In the near term, the product lifecycle management aspects of digital twins look to be growing increasingly important. Data from production control, manufacturing and design can all come together and create a fully informed twin of a system or process. The challenge with these huge groups of data will be ensuring that accurate information is contained in the data fields and that the information is updated as often as possible.

In the study, only 4 percent of respondents said that digital twins could never replace physical prototypes. That number is surprising to me, because this shift to all-virtual validation would be a huge change from 20 or 30 years ago. My first automotive component experience was with a Tier 1 supplier to an assembly plant in Oshawa, Ontario, Canada. In the two years before production started, we built dozens if not hundreds of prototype components, both for the customer and internally. The steering components were sent to the customer and built into instrument panels to test fit and function. Design release engineers and the development team took several drives across the country to test a small fleet of vehicles. Internally, we built prototypes to send to vendors to test their machines, built prototypes to validate our manufacturing and assembly processes, and still more prototypes to test the shipping containers.

My second development cycle five years later involved fewer prototypes, and the release engineer we had on site with the OEM didn’t get to take a cross-country drive with test vehicles. More confidence was placed on a smaller number of test components, and running validation tests for more cycles allowed for fewer prototype builds. The widespread use of 3D printing helped to move fit and assembly configurations higher up the development stream, which then reduced function issues downstream.

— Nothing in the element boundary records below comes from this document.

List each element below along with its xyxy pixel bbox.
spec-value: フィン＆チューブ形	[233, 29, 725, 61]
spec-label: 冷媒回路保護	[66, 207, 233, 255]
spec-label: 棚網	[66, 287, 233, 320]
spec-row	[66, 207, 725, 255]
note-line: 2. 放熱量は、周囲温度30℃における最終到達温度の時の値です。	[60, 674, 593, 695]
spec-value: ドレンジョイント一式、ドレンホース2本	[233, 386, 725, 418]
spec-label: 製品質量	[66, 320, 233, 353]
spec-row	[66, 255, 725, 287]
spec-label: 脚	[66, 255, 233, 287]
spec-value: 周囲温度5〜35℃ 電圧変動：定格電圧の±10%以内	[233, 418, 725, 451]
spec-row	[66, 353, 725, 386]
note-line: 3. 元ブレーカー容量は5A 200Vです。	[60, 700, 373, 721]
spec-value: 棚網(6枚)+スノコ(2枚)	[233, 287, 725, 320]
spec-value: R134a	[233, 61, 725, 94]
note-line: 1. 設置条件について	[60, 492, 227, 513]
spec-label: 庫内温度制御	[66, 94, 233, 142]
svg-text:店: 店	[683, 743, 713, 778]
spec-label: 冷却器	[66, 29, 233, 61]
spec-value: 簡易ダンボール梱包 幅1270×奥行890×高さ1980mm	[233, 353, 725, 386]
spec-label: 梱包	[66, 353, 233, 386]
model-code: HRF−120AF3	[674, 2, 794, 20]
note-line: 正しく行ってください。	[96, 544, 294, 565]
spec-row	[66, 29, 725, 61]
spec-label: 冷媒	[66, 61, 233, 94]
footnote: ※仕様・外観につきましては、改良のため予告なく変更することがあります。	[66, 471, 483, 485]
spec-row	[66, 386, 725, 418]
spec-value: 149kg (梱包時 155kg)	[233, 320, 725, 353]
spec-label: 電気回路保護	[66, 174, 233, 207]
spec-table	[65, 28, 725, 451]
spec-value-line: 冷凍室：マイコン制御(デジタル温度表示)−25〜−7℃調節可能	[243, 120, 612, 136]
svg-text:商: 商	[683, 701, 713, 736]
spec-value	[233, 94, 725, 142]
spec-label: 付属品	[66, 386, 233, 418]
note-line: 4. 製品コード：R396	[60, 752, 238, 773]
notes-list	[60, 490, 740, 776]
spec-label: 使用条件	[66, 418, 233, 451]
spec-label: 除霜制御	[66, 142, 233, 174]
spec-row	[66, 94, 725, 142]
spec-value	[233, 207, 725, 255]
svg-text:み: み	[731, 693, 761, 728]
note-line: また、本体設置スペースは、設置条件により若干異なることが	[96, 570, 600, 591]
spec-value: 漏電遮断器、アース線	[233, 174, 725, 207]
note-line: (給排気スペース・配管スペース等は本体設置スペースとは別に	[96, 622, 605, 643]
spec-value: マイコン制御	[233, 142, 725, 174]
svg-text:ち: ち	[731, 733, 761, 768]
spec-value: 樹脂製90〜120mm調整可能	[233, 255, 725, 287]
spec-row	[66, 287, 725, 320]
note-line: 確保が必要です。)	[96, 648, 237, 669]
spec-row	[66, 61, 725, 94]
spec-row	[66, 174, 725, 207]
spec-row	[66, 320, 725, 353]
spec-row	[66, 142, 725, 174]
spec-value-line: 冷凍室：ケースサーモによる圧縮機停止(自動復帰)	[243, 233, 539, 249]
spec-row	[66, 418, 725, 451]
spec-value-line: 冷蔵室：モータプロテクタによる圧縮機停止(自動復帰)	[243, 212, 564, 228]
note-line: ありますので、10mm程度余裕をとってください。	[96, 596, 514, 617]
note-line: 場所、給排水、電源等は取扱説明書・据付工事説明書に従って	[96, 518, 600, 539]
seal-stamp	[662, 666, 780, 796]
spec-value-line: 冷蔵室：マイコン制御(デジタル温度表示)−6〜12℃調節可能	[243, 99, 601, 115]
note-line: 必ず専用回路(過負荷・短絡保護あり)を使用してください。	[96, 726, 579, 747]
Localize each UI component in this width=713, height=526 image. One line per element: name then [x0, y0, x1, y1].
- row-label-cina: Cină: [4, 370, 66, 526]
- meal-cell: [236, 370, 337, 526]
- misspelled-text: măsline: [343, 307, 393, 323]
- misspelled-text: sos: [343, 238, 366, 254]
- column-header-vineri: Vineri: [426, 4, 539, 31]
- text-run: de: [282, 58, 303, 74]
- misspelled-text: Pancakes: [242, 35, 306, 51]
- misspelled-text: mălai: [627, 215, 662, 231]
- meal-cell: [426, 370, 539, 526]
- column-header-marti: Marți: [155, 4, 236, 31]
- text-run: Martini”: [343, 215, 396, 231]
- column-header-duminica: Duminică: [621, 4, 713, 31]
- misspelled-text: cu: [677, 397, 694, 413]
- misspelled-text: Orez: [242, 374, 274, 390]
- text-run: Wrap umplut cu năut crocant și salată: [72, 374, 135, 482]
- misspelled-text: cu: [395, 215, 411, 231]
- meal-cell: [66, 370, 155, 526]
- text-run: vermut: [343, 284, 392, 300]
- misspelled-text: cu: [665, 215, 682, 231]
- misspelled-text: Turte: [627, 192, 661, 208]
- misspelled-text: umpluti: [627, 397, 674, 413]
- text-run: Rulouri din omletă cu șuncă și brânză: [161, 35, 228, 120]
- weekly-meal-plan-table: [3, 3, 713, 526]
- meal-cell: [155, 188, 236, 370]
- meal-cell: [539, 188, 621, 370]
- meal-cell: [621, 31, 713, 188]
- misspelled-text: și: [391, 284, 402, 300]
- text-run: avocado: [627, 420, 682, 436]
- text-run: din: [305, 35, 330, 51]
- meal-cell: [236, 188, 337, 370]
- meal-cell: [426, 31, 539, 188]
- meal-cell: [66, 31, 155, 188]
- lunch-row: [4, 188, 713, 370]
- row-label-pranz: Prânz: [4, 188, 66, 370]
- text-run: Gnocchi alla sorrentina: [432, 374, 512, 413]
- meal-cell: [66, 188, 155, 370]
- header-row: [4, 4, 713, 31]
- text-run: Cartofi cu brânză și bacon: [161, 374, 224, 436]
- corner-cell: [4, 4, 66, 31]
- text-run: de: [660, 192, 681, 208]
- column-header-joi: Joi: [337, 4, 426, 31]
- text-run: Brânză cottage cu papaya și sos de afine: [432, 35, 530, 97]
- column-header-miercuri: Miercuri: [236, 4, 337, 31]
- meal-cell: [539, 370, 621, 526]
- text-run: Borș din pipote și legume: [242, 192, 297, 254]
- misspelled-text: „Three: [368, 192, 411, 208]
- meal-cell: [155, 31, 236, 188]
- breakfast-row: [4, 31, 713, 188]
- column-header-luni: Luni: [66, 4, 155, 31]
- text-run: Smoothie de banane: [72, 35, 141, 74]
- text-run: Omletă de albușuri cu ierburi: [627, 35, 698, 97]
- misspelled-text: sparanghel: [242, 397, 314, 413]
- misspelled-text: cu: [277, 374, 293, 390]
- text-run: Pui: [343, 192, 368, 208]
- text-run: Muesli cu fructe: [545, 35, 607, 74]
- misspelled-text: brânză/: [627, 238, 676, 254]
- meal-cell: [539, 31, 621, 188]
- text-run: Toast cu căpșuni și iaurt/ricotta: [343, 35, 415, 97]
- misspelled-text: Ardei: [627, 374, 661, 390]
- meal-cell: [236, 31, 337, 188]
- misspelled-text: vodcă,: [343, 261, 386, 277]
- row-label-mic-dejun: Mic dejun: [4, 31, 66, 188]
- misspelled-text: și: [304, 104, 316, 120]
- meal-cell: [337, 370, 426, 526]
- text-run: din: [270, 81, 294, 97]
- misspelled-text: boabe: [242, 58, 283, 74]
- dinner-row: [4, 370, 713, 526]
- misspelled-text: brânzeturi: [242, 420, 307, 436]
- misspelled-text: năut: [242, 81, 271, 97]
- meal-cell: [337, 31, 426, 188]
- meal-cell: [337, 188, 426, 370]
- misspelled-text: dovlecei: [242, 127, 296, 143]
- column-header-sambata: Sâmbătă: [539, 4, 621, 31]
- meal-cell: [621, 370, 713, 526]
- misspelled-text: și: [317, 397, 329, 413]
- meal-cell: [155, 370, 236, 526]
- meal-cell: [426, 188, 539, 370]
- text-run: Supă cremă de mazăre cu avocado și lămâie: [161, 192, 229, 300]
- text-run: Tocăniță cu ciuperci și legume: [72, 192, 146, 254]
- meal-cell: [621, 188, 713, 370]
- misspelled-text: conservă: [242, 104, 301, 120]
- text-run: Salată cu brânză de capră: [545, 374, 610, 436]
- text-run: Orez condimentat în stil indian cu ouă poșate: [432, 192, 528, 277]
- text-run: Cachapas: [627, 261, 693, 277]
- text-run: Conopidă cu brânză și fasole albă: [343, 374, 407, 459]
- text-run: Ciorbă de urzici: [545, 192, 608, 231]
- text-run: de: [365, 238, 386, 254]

All of this becomes easier as you introduce more and more digital information into the system and work toward a digital thread. When an assembly has more than one hundred components and there are multiple engineering teams working to make changes and validate designs, change control is an unruly beast. Changes made in response to validating testing for mounting points or ergonomic factors can ripple through an entire system, and when different revisions of components come together and don’t properly fit, as an engineer you can become immensely popular extremely quickly. The widespread use of product lifecycle management and the digital thread remove some of these issues. Digital systems now tell us where our parts are and what change level we can expect. Human error is taken out of the equation, as long as the human inputting numbers into the system does so correctly.

The engineering community loves technology and using new tools, but there’s a part of human nature that is also hesitant to dump a system that’s already working. Society is currently moving forward in several areas where it feels like leaps of faith, or at least educated guesses of faith, are required—along with huge batteries of tests. Autonomous vehicles are going to require several more years—if not decades—of testing before self-driving mobility is the standard method of ground travel. The adoption of electric vehicles is on the rise, and alternative fuels are in development as well. Machine learning and artificial intelligence are pushing their way into the simulation and product development fields, and the more they are used the more the engineering world accepts them as proven design tools.

The National Highway Traffic Safety Association has a full array of crash test dummies of different sizes and weights, designed to simulate the full population in the event of a crash. Personally, I find it hard to believe that the near future will see us building cars, planes or boats without prototypes and crash tests. The objective of crash tests is to make vehicles safer, and shutting down that phase of engineering validation will be hard to justify if any recalls occur that are related to crashworthiness. One option might be to run crashworthiness tests later in the design cycle, when early production builds are available, saving money on the builds headed for the crash.